As a mother, you're going to side with your kids when they are attacked, and when that attack is coming from a group who loathes you and constantly talks about how much their parents were in love and how their father and mother are soulmates...?

bi's picture

i do think biology has plenty to do with it. even if sd were not a total hag, i still wouldn't have a maternal love for her. i might like her, but i would never love her as if she were my own. the fact that she IS a hag just makes me hate her.

christag's picture

Well, in my case, BM raised spoiled, selfish brats, but she's dead so no one can speak ill of her or say she wasn't anything other than a blessed saint.

Just because my skids appear respectable it doesn't make them any less of problems. I wish they were drug addicted losers. it would make things so much better. But they are well educated, have good jobs and still treat me like garbage. Just because they drive BMWs and have law degrees doesn't make things any better.

christag's picture

Exactly! But it takes a stepmom to see it. They put on these personas where everyone believes they're so wonderful & caring and it makes me want to throw up.

People make such a big deal about the skids sacrificed when their mom was dying and caring for their grandmother w/ Parkinsons. Their relatives make them out to be the world's biggest saints, even DH. OSS dropped off the varsity tennis team so he could pick up his younger siblings and now DH believes this excuses his horrible behavior towards me and his father.

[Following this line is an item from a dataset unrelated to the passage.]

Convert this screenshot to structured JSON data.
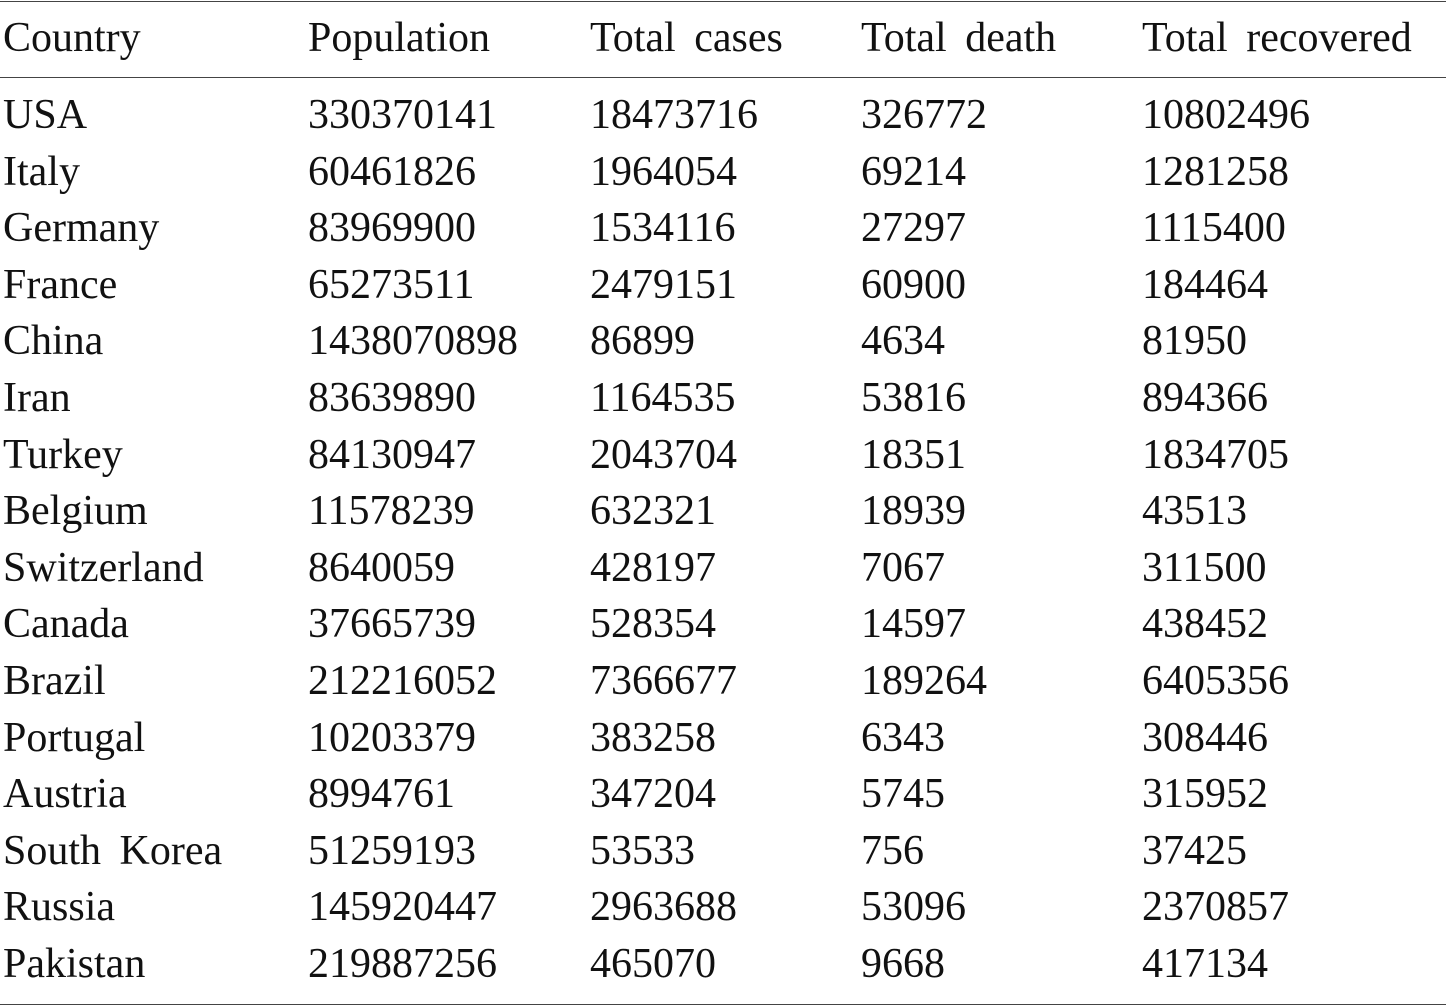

No one sees them for being selfish, horrible people. They don't care about their dads feelings or mine or my kids. All they care about is their dead mother and her family. They will bend over backwards for them, do fundraising for cancer research, go all crazy with the Parkinsons stuff.

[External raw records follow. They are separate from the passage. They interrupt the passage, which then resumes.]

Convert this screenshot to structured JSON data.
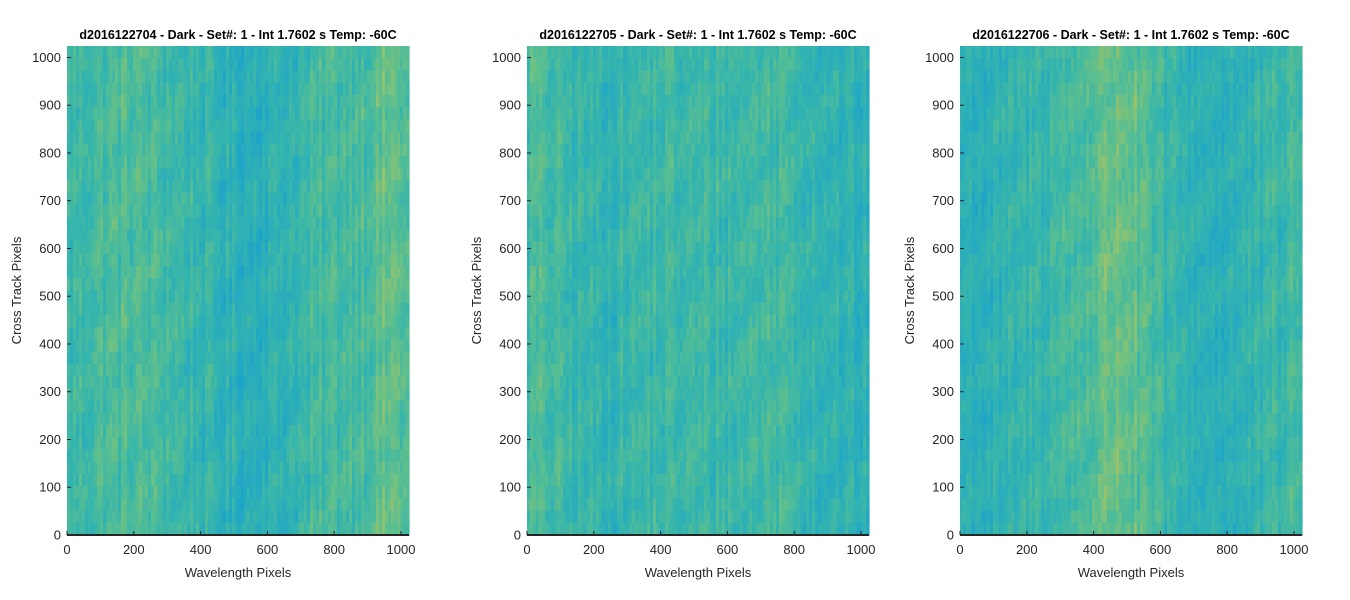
{
  "chart_data": [
    {
      "type": "heatmap",
      "title": "d2016122704 - Dark - Set#: 1 - Int 1.7602 s Temp: -60C",
      "xlabel": "Wavelength Pixels",
      "ylabel": "Cross Track Pixels",
      "xlim": [
        0,
        1024
      ],
      "ylim": [
        0,
        1024
      ],
      "xticks": [
        "0",
        "200",
        "400",
        "600",
        "800",
        "1000"
      ],
      "yticks": [
        "0",
        "100",
        "200",
        "300",
        "400",
        "500",
        "600",
        "700",
        "800",
        "900",
        "1000"
      ],
      "colormap": [
        "#0f9bd0",
        "#22a8c4",
        "#35b5ad",
        "#5dbf8e",
        "#9ac36a",
        "#c9c24c"
      ]
    },
    {
      "type": "heatmap",
      "title": "d2016122705 - Dark - Set#: 1 - Int 1.7602 s Temp: -60C",
      "xlabel": "Wavelength Pixels",
      "ylabel": "Cross Track Pixels",
      "xlim": [
        0,
        1024
      ],
      "ylim": [
        0,
        1024
      ],
      "xticks": [
        "0",
        "200",
        "400",
        "600",
        "800",
        "1000"
      ],
      "yticks": [
        "0",
        "100",
        "200",
        "300",
        "400",
        "500",
        "600",
        "700",
        "800",
        "900",
        "1000"
      ],
      "colormap": [
        "#0f9bd0",
        "#22a8c4",
        "#35b5ad",
        "#5dbf8e",
        "#9ac36a",
        "#c9c24c"
      ]
    },
    {
      "type": "heatmap",
      "title": "d2016122706 - Dark - Set#: 1 - Int 1.7602 s Temp: -60C",
      "xlabel": "Wavelength Pixels",
      "ylabel": "Cross Track Pixels",
      "xlim": [
        0,
        1024
      ],
      "ylim": [
        0,
        1024
      ],
      "xticks": [
        "0",
        "200",
        "400",
        "600",
        "800",
        "1000"
      ],
      "yticks": [
        "0",
        "100",
        "200",
        "300",
        "400",
        "500",
        "600",
        "700",
        "800",
        "900",
        "1000"
      ],
      "colormap": [
        "#0f9bd0",
        "#22a8c4",
        "#35b5ad",
        "#5dbf8e",
        "#9ac36a",
        "#c9c24c"
      ]
    }
  ]
}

But they attack me and my kids.

OptimisticMe's picture

I didn't read all of the responses yet. In my case, I think biology definitely plays a part. When we first got married, SD was 4. I may have loved her, if not, it was close to love. We cuddled on the couch and watched TV. She was my shopping buddy. My husband deployed a lot and I was so happy to have SD to keep me company. We had a lot of fun together. I feared her mom (who abandoned her) would see us in public and try to take her from me (her mom neglected her and I feared for SD's safety if her BM took her). I had nightmares about that. I considered SD my own daughter.

Then my BD was born. SD was not gentle with her...I summed that up to not knowing enough about babies. THEN when I went outside to load the car for our first family vacation (BD 4 months strapped in a seat with SD entertaining her), I came in to SD screaming wildly in BD's face. It was pure hatred and meanness I saw from SD, directed at my BD! My feelings changed in that instant. In that instant, my "Momma Bear" took over and saw SD as a direct threat to the well-being of my own offspring. And "Momma Bear" was right...SD has hurt my BD and now BS physically and emotionally and is now living with her grandparents. "Momma Bear" had enough!

dledden's picture

I need to read STEP MONSTER but where can I HIDE it in my house so my hubby doesn't see me reading it? I am now on a quest to obtain a copy.

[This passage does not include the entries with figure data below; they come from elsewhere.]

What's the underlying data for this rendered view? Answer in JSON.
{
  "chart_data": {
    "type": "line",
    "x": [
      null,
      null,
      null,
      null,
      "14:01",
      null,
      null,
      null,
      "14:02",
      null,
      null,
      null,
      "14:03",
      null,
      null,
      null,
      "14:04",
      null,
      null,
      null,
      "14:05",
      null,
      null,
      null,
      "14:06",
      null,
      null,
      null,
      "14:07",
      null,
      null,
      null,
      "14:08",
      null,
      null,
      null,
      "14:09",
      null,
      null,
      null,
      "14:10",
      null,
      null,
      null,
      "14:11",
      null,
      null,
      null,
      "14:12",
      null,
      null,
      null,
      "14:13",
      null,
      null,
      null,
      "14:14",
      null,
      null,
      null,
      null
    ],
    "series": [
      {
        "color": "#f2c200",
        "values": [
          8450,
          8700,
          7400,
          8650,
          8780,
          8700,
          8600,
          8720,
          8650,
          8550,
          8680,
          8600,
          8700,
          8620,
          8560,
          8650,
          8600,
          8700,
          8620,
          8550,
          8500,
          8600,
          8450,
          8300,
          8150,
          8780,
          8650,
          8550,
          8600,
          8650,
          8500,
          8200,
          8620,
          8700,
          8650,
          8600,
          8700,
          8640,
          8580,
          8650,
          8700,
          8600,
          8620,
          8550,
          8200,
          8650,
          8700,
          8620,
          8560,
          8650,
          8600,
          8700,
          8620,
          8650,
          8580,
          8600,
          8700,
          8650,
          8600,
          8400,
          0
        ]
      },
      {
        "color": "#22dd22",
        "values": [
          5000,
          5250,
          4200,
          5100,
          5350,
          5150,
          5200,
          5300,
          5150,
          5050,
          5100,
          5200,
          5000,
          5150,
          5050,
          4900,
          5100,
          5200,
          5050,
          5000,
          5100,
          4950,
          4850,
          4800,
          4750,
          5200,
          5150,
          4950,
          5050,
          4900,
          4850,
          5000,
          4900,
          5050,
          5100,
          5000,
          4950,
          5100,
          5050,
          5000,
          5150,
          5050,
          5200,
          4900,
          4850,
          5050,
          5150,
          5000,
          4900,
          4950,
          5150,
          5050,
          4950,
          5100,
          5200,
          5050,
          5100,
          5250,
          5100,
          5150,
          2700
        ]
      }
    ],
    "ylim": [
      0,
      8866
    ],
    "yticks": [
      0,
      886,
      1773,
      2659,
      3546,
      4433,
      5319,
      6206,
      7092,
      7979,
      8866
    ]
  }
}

I can't stand my stepkid. never liked him, even in the very beginning. I think biology plays a big role in that. i also think that the fact that my stepson is autistic along with having a host of other physical issues, that WERE IGNORED FOR AT LEAST FIVE YEARS before i came into the picture, make me have even more of a problem with him. dad and grandparents IGNORED AUTISM FOR 5 years....who the fuck does that? Anyway, the kid was never socialized, just babied because baby momma is a drug addicted loser who didn't want him and daddy had to raise him by himself. like the "oh poor kid has no mother so we'll just baby him to death".

He is high functioning autistic, he could have been socialized and attended to by the proper doctors and therapists, and my life with him now wouldn't be such a damn headache! There are times that I wish I had a sign that read "this is not my biology, please do not judge ME for the behaviors of this child, I just got him last year".....

I know, it's harsh.........but like you said, in the animal kingdom, most mothers would NEVER even consider raising some other animal's kid...so why should humans be different?